Jean Charest semble être de ceux qui estiment qu’il importe d’entretenir les liens et de revenir à la charge. Il s’est rendu à Paris à 12 reprises, contre 5 pour Lucien Bouchard et Bernard Landry, et 4 pour Stephen Harper.

Le premier ministre Charest a ajouté des destinations comparativement à ses prédécesseurs québécois : il a entre autres assisté au Forum économique mondial de Davos, en Suisse, à six reprises (contre une seule pour le premier ministre du Canada). Il s’est aussi rendu deux fois à Washington (quatre fois dans le cas de Harper). Charest est par ailleurs allé deux fois en Inde, motivé par l’intérêt récent des pays riches pour les économies émergentes. Autant d’endroits où ses deux prédécesseurs québécois n’ont jamais mis les pieds.

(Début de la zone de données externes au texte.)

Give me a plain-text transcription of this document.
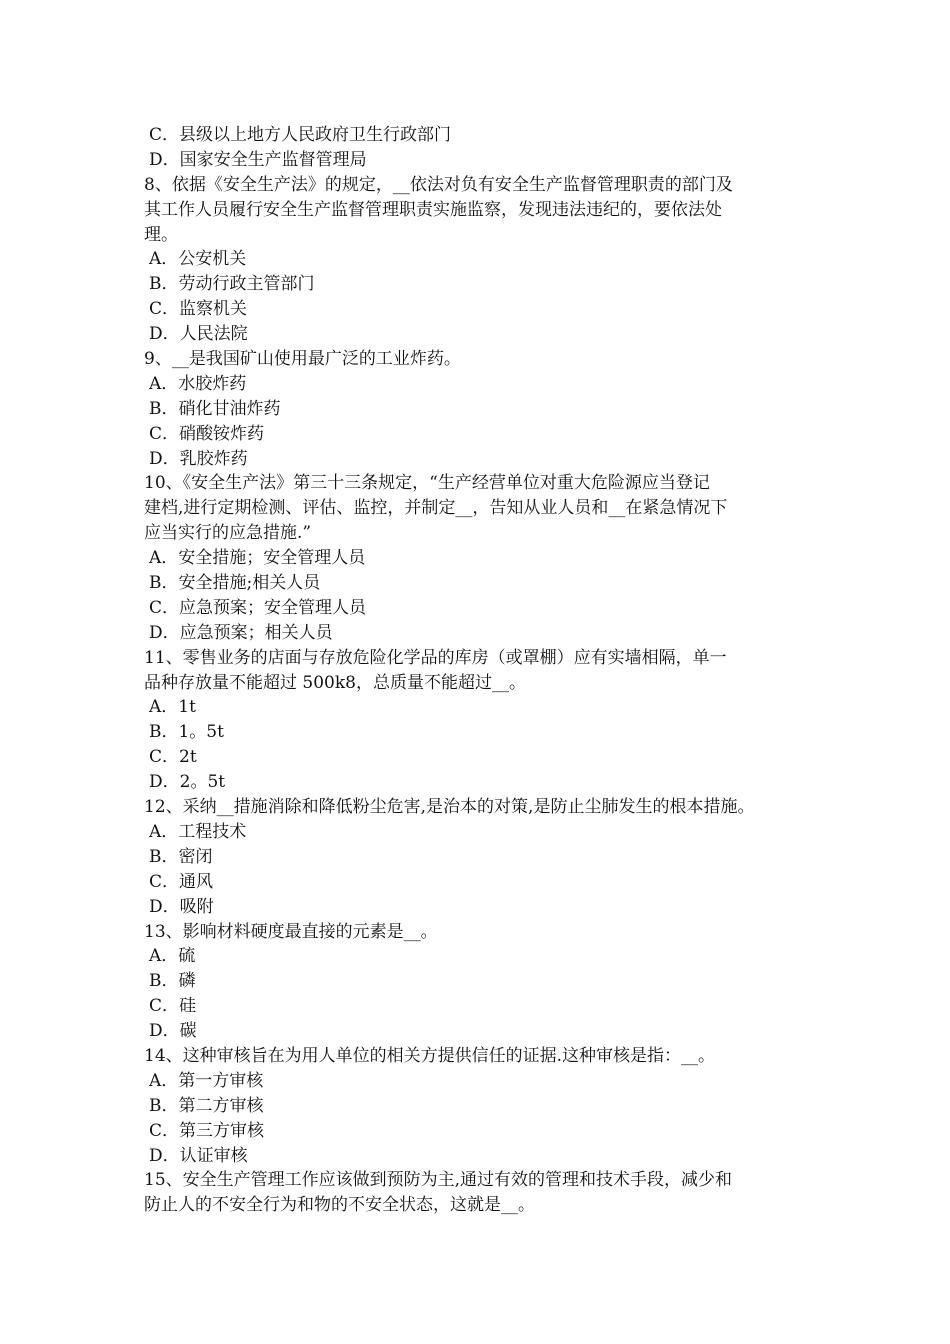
C．县级以上地方人民政府卫生行政部门
D．国家安全生产监督管理局
8、依据《安全生产法》的规定，__依法对负有安全生产监督管理职责的部门及
其工作人员履行安全生产监督管理职责实施监察，发现违法违纪的，要依法处
理。
A．公安机关
B．劳动行政主管部门
C．监察机关
D．人民法院
9、__是我国矿山使用最广泛的工业炸药。
A．水胶炸药
B．硝化甘油炸药
C．硝酸铵炸药
D．乳胶炸药
10、《安全生产法》第三十三条规定，“生产经营单位对重大危险源应当登记
建档,进行定期检测、评估、监控，并制定__，告知从业人员和__在紧急情况下
应当实行的应急措施.”
A．安全措施；安全管理人员
B．安全措施;相关人员
C．应急预案；安全管理人员
D．应急预案；相关人员
11、零售业务的店面与存放危险化学品的库房（或罩棚）应有实墙相隔，单一
品种存放量不能超过 500k8，总质量不能超过__。
A．1t
B．1。5t
C．2t
D．2。5t
12、采纳__措施消除和降低粉尘危害,是治本的对策,是防止尘肺发生的根本措施。
A．工程技术
B．密闭
C．通风
D．吸附
13、影响材料硬度最直接的元素是__。
A．硫
B．磷
C．硅
D．碳
14、这种审核旨在为用人单位的相关方提供信任的证据.这种审核是指：__。
A．第一方审核
B．第二方审核
C．第三方审核
D．认证审核
15、安全生产管理工作应该做到预防为主,通过有效的管理和技术手段，减少和
防止人的不安全行为和物的不安全状态，这就是__。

Les premiers ministres de l’Alberta Ralph Klein et Ed Stelmach, eux, ont privilégié les destinations qui riment avec pétrole (Texas, Émirats arabes unis), que Jean Charest n’a jamais visitées.

Si le premier ministre du Canada a à peu près toujours quitté le pays à l’occasion de réunions officielles ou à caractère international (sommets du G8 et du G20, Francophonie, OTAN, APEC, etc.), Jean Charest cherche davantage à multiplier les missions économiques et à faire rayonner le Québec au cours de conférences mondiales thématiques (changements climatiques, biotechnologies, libre-échange, etc.) ou encore de rencontres avec des leaders politiques.

Page suivante ­­>>


LES MISSIONS À L’ÉTRANGER DES PREMIERS MINISTRES

Jean Charest – Québec

Nombre de missions à l’étranger (2003-2011) : 62
Nombre de pays visités : 16
Nombre de villes visitées : 51
Villes les plus souvent visitées : Paris (12), New York (8), Davos (6)

——————————————————————-

Lucien Bouchard et Bernard Landry – Québec

Nombre de missions à l’étranger (1996-2003) : 32
Nombre de pays visités : 19
Nombre de villes visitées : 45
Villes les plus souvent visitées : New York (6), Paris (5)

——————————————————————-

Ralph Klein et Ed Stelmach – Alberta

Nombre de missions à l’étranger (2003-2011) : 22
Nombre de pays visités : 15
Nombre de villes visitées : 36
Villes les plus souvent visitées : Washington (4), Houston (2), Pékin (2)

——————————————————————-

Stephen Harper – Canada

Nombre de missions à l’étranger (2006-2011) : 45
Nombre de pays visités : 39
Nombre de villes visitées : 70
Villes les plus souvent visitées : New York (4), Washington (4), Londres (4), Paris (4), Kandahar (3)

 

Certains observateurs sont d’avis qu’en cette époque de mondialisation Jean Charest a compris que l’avenir du Québec, qui compte seulement huit millions d’habitants, dépendait de sa capacité de déborder de ses frontières. « Le premier ministre a une vision internationaliste, qui consiste à pousser les liens entre le Québec et le reste du monde », dit Patrick Leblond, professeur d’affaires publiques et internationales à l’Université d’Ottawa et chercheur au Conseil international du Canada.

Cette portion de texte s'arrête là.